Four weeks later he was in Colorado having passed through parts of Arkansas, Texas, Oklahoma, and Kansas. Idaho, for some unknown but compelling reason, had latched onto his interest and headed him there. He didn't know why but thought all along that Providence in some way was on his side and had not left him alone in the world. All that despite his harried days in jail and the quickness of the trial, everybody as anxious as Hell to get rid of him; and so they would be rid of him ... and as fast as he could make it out of town.
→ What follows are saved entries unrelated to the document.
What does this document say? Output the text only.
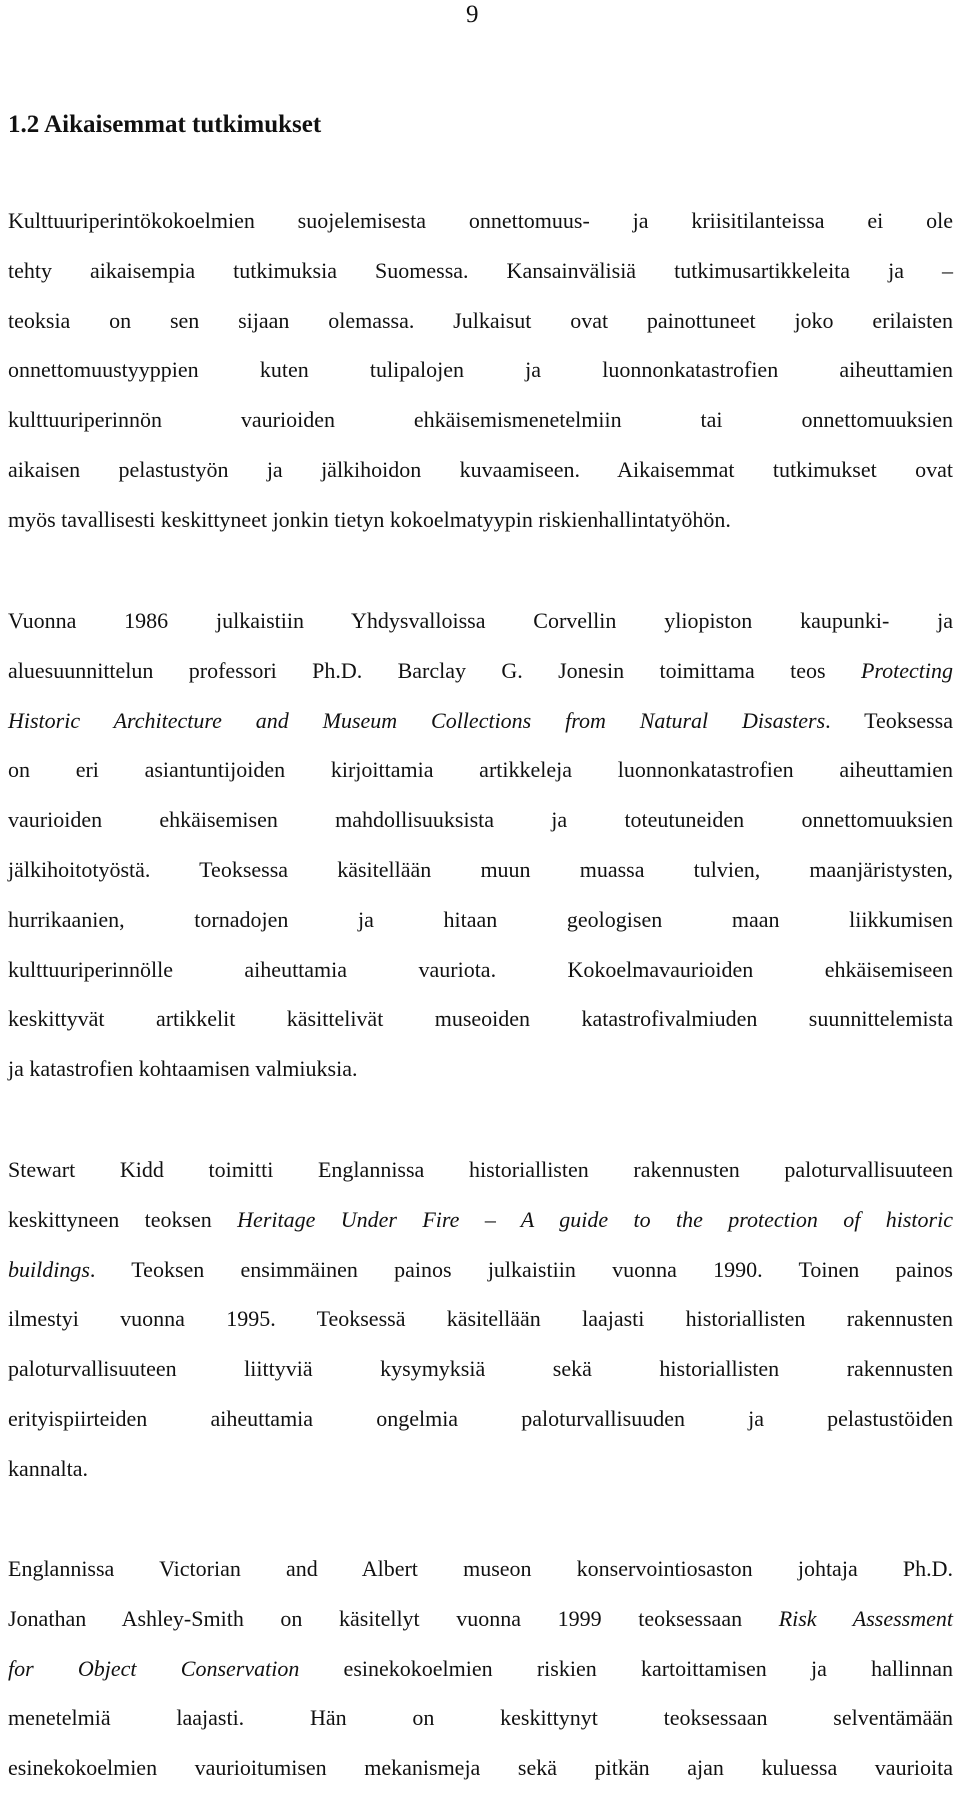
9
1.2 Aikaisemmat tutkimukset
Kulttuuriperintökokoelmien suojelemisesta onnettomuus- ja kriisitilanteissa ei ole
tehty aikaisempia tutkimuksia Suomessa. Kansainvälisiä tutkimusartikkeleita ja –
teoksia on sen sijaan olemassa. Julkaisut ovat painottuneet joko erilaisten
onnettomuustyyppien kuten tulipalojen ja luonnonkatastrofien aiheuttamien
kulttuuriperinnön vaurioiden ehkäisemismenetelmiin tai onnettomuuksien
aikaisen pelastustyön ja jälkihoidon kuvaamiseen. Aikaisemmat tutkimukset ovat
myös tavallisesti keskittyneet jonkin tietyn kokoelmatyypin riskienhallintatyöhön.
Vuonna 1986 julkaistiin Yhdysvalloissa Corvellin yliopiston kaupunki- ja
aluesuunnittelun professori Ph.D. Barclay G. Jonesin toimittama teos Protecting
Historic Architecture and Museum Collections from Natural Disasters. Teoksessa
on eri asiantuntijoiden kirjoittamia artikkeleja luonnonkatastrofien aiheuttamien
vaurioiden ehkäisemisen mahdollisuuksista ja toteutuneiden onnettomuuksien
jälkihoitotyöstä. Teoksessa käsitellään muun muassa tulvien, maanjäristysten,
hurrikaanien, tornadojen ja hitaan geologisen maan liikkumisen
kulttuuriperinnölle aiheuttamia vauriota. Kokoelmavaurioiden ehkäisemiseen
keskittyvät artikkelit käsittelivät museoiden katastrofivalmiuden suunnittelemista
ja katastrofien kohtaamisen valmiuksia.
Stewart Kidd toimitti Englannissa historiallisten rakennusten paloturvallisuuteen
keskittyneen teoksen Heritage Under Fire – A guide to the protection of historic
buildings. Teoksen ensimmäinen painos julkaistiin vuonna 1990. Toinen painos
ilmestyi vuonna 1995. Teoksessä käsitellään laajasti historiallisten rakennusten
paloturvallisuuteen liittyviä kysymyksiä sekä historiallisten rakennusten
erityispiirteiden aiheuttamia ongelmia paloturvallisuuden ja pelastustöiden
kannalta.
Englannissa Victorian and Albert museon konservointiosaston johtaja Ph.D.
Jonathan Ashley-Smith on käsitellyt vuonna 1999 teoksessaan Risk Assessment
for Object Conservation esinekokoelmien riskien kartoittamisen ja hallinnan
menetelmiä laajasti. Hän on keskittynyt teoksessaan selventämään
esinekokoelmien vaurioitumisen mekanismeja sekä pitkän ajan kuluessa vaurioita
" I'm coming, Idaho," he'd said a hundred times under his breath or aloud as he rode along, seeing the land more than he'd ever seen it, and not once satisfied he was looking at his piece of Heaven here on Earth. And not once did he go over in his mind the cause and the circumstances of the murder, the trial, the accusation. What was done was over and he let it be, the words leaving him as he took in another totally free and delicious breath, this time on a stretch of green grass in Colorado and the peaks leaning over him, the magnificence of some scenes drawing hard at his determination to keep moving in his search.
For whatever reason presenting itself within a positive sense, Guidry believed the woman was leading him to where he wanted to go. "Ma'am," he said with heavy determination, "I sure hope to see you soon and make your acquaintance. It appears Heaven hasn't left me in the lurch anymore."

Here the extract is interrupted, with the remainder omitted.